Members of the Privacy Coalition represent a wide swath of the American political and social spectrum, ranging from the liberal American Civil Liberties Union to the conservative Free Congress Foundation. The Patient Privacy Rights Foundation and the World Privacy Forum, familiar participants in healthcare information technology privacy debates, are members of the coalition, as are such diverse groups as the American Library Association, Consumers Union, Eagle Forum, National Rifle Association, United Auto Workers union and the U.S. Public Interest Research Group. EPIC, a coalition member and medical privacy advocate, in 2007 filed a “friend of the court” brief supporting a New Hampshire state law banning the sale of prescriber-identified prescription drug information for data-mining and the marketing of prescription drugs to physicians. The federal courts upheld the ban.
EPIC was more enamored of Obama's medical privacy protection efforts than some other organizations represented at the news conference, and far more so than participants in an open, Web-based poll. For its medical privacy efforts so far, the administration earned an A- from EPIC.
That relatively high mark came largely because the Obama administration has appointed medical-privacy advocates to government committees, while under the Bush administration they were “completely frozen out,” and because the American Recovery and Reinvestment Act of 2009, which Obama signed into law in February, contains some significant new privacy protections, according to EPIC Associate Director Lillie Coney.
“The reason why we've released the report card today is because of the legacy of the Bush administration,” Coney said during a telephone news briefing. “The nation expressed a need for a change in the election.”
Coney said EPIC chose to give the Obama administration “full credit” for the privacy measures in the stimulus law, which include a ban on the sale of healthcare information, a federal breach-notification requirement, more elaborate privacy audit report requirements, the closure of the Bradbury loophole for the criminal prosecution of violators under the Health Insurance Portability and Accountability Act and stiffer penalties for HIPAA violators.
Prior to privacy amendments in the stimulus act, “The HIPAA rule that was in place for several years did not establish as strong of (a) privacy protection as should have been in place,” Coney said.
Despite the high mark, EPIC left some room for the Obama administration to improve its grade by fully implementing the stimulus law's protections. “It is yet to be seen how those safeguards will be implemented,” she said.

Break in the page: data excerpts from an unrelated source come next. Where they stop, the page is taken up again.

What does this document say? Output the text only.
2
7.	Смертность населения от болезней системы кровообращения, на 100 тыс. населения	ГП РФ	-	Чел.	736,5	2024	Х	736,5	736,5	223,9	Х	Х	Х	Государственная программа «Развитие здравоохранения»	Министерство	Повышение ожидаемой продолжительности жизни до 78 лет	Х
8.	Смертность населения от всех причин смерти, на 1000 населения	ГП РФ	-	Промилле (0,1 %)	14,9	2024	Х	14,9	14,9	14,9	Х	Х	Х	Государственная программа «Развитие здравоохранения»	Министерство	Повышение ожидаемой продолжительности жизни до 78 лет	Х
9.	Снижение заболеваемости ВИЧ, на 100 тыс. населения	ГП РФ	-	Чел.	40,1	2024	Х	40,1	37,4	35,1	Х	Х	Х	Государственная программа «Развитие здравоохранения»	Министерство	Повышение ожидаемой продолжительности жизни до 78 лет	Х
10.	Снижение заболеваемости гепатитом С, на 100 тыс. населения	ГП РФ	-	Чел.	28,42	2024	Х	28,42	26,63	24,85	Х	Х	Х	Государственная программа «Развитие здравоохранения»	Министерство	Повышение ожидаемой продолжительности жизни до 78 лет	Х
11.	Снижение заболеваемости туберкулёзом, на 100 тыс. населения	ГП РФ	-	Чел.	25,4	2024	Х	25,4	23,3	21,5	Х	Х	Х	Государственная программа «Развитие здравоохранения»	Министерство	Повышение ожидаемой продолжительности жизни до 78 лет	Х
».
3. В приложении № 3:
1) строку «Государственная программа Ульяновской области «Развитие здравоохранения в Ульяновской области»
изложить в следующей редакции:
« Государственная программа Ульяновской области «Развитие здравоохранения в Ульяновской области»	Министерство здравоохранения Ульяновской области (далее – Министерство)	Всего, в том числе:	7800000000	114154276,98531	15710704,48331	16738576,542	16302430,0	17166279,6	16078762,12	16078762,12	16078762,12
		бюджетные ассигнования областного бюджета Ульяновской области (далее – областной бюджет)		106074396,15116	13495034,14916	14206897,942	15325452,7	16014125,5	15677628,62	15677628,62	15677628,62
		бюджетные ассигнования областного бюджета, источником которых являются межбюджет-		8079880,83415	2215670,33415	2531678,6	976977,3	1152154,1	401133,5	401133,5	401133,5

Others in the coalition were less generous in grading Obama's privacy performance.
One of them was Michael Ostrolenk, the national director and co-founder of the Liberty Coalition, a Washington-based organization devoted to “preserving the Bill of Rights, personal autonomy and individual privacy,” according to a mission statement on its Web site. Ostrolenk also serves as an advisor to the Association of American Physicians and Surgeons.
Ostrolenk said he gave the administration a D+ for medical privacy, affording it only partial credit for the stimulus law provisions prohibiting the sale of medical data and a requirement for breach notification he said was of “limited” use. Part of the problem, Ostrolenk said, is HIPAA, the key federal health information privacy law, also affords only limited privacy protections.
“HIPAA is really a disclosure rule,” Ostrolenk said. If the Obama administration were serious about privacy it would support H.R. 2630, legislation introduced earlier this year by Rep. Ron Paul (R-Texas), which would allow individuals to opt out of any federally mandated, created or funded electronic health-record system, and require a record-keeper to obtain the informed consent of a patient before his or her electronic medical records could be shared.
Visitors to the Privacy Coalition and EPIC Web sites, however, were even tougher on the president than Ostrolenk.
A majority of respondents to a poll on both sites handed Obama failing grades across the board on medical privacy, consumer privacy, civil liberties and cyber-security.
For medical privacy, 61% of poll respondents gave the administration an “F”.